Vern Deacon

Personal information
- Full name: Vernon Deacon
- Born: 1908 Narromine, NSW, Australia
- Died: 11 September 1965 Turramurra, NSW, Australia

Playing information
- Position: Utility back
Club
| Years | Team | Pld | T | G | FG | P |
| 1926–28 | University | 24 | 10 | 0 | 0 | 30 |
| 1929 | Balmain | 14 | 8 | 0 | 0 | 24 |
|  | Total | 38 | 18 | 0 | 0 | 54 |
Representative
| Years | Team | Pld | T | G | FG | P |
| 1928 | NSW City | 1 | 0 | 0 | 0 | 0 |

= Vern Deacon =

Australian rugby league player

Vernon Deacon (1908 – 11 September 1965) was an Australian rugby league player.

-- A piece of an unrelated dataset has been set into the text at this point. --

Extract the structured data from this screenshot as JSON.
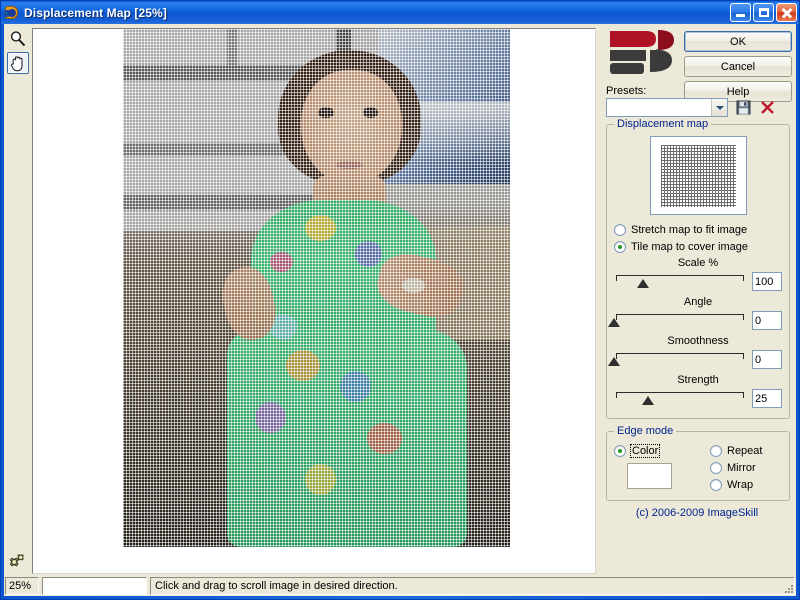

Deacon was born in the town of Narromine and attended the nearby Dubbo High School, where he played on the same school rugby league side as future Wallabies representative Ron Walden.

A utility back, Deacon was a five-eighth in his first two seasons with University, then in 1928 began playing as both a fullback and winger. It was as a fullback that he represented NSW City against NSW Country in 1928. He competed for Balmain in the 1929 NSWRFL season, before moving to Kenebri to teach.